The weak growth in middle-income jobs would make it harder for low-income workers to improve their lots, Ross said.
She said automatic increases in the minimum wage to keep up with inflation, an earned income tax credit for low-wage workers and improving the state’s schools and job training programs would help close the gap.
“The best way to attract high-wage jobs, good jobs, to California is by making sure that the education system turns out well-trained workers,” she said. “In the short term, people follow jobs. But in the long term, jobs tend to follow workers. Employers will go where they find a highly educated work force.”
She said education isn’t a sure cure. One of the “troubling trends” found by the study was that earnings of young college graduates did not keep pace with inflation between 2000 and 2006, Ross said.
Art Pulaski, executive secretary-treasurer of the California Labor Federation, said the report demonstrates the need for federal tax policies that reward companies that keep jobs in the U.S.

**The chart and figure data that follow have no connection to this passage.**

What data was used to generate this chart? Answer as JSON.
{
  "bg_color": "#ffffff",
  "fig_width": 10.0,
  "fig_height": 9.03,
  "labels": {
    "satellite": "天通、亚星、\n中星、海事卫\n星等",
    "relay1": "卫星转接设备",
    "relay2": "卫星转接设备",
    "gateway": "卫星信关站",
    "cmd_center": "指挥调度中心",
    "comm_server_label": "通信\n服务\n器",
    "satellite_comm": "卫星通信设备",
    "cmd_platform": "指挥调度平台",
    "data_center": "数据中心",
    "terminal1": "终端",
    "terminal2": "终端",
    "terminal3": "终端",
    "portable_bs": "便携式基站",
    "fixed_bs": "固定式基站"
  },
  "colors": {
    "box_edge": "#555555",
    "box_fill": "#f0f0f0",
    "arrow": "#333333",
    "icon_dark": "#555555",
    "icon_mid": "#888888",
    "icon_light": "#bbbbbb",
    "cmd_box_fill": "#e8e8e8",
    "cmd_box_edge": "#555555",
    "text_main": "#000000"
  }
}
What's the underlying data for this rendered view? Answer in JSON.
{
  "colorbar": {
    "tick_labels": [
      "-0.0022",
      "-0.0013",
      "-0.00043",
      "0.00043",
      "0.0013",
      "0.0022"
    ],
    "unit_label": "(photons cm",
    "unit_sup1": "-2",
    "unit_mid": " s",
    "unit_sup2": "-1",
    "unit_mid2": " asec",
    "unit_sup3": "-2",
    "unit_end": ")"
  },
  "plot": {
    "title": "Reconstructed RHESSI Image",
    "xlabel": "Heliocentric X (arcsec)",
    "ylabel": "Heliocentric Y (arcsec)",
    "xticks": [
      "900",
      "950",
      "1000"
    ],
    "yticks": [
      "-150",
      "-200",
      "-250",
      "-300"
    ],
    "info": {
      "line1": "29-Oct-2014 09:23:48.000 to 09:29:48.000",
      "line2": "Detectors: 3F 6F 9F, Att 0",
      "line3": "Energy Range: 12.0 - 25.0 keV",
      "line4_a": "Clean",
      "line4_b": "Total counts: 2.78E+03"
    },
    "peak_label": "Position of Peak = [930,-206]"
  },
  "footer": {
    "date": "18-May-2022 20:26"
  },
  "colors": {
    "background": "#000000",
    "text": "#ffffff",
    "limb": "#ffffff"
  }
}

He also said corporations should rethink their policies and shift more of their wages to lower- and middle-income workers.
“The middle class is disappearing,” he said. “We’re losing out on wages and somebody else is gaining, and that somebody else is primarily the executives and businesses. The good jobs are being sent overseas, and more and more what we’re seeing is service sector jobs, which tend to be lower-wage jobs.”
Vince Sollitto, a spokesman for the California Chamber of Commerce, said the report’s findings demonstrate the value of enterprise zone programs that give businesses tax breaks for locating in distressed areas.
He said it also “reinforces the danger of imposing unique, California-only mandates on business.”
The report did find that the wage gap between men and women in California had narrowed. The typical woman made 87 cents for every dollar made by her male counterpart in 2006, compared to 63 cents for every dollar in 1979.